"One hundred percent of children are touched by bullying as a victim, perpetrator or bystander," says Dr. Meline Kevorkian, author of book, '101 Facts About Bullying: What Everyone Should Know'.
"In a recent study, 77 percent of students said they have been bullied and 14 percent of those who have been bullied said they have experienced severe reactions to the abuse," she says.
"Bullying is a reality that must be recognized and addressed. It is not simply a part of growing up," she adds.
The first "and most crucial" step to bullying prevention and promoting peace is to separate the myths and facts, she writes in the book, which breaks down what research says about bullying and its effects.
Some highlights are: children can be both bullies and victims.
"Although there is a tendency to categorize, we must realize that students may be a victim in a given circumstance and a bully in another," she writes.
"Sometimes when a bullied student is otherwise unable to stop the bullying, the victim may in turn exhibit those behaviors to others," she added.
Also, students who fight back are more likely to be victimized.
"We should not tell students to fight back against bullies.
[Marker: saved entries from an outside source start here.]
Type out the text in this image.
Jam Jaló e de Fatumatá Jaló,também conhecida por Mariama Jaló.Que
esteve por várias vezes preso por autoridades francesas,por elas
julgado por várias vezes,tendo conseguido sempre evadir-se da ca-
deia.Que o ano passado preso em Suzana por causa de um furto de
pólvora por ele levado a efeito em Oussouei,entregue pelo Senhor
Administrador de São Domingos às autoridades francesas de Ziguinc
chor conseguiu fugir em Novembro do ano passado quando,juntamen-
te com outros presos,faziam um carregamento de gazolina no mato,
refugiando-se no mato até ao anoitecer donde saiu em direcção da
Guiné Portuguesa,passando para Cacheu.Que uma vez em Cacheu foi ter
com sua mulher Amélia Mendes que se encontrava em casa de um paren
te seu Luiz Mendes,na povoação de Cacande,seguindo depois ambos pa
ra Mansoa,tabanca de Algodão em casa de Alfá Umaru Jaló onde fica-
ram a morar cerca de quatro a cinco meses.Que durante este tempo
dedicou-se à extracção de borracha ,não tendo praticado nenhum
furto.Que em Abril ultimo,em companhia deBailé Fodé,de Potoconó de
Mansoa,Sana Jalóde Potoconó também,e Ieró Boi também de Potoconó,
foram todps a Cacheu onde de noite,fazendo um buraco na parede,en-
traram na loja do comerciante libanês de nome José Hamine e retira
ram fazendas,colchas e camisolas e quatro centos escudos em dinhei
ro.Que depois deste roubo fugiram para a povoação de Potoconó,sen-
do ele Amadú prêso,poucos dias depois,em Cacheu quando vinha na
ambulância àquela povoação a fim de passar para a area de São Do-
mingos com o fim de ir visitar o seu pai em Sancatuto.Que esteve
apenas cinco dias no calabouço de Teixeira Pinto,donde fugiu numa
The cycle of bullying and victimization is reinforced when the victim responds aggressively. Mediation between the bully and victim is not possible; in a true case of bullying, putting them together to work out their problems would simply revictimize the victim," she says.
Bullying can be a prelude to more serious bad behavior.
"The evidence is clear that bullies, when allowed to continue, will escalate their behavior as they get older," she writes in her book.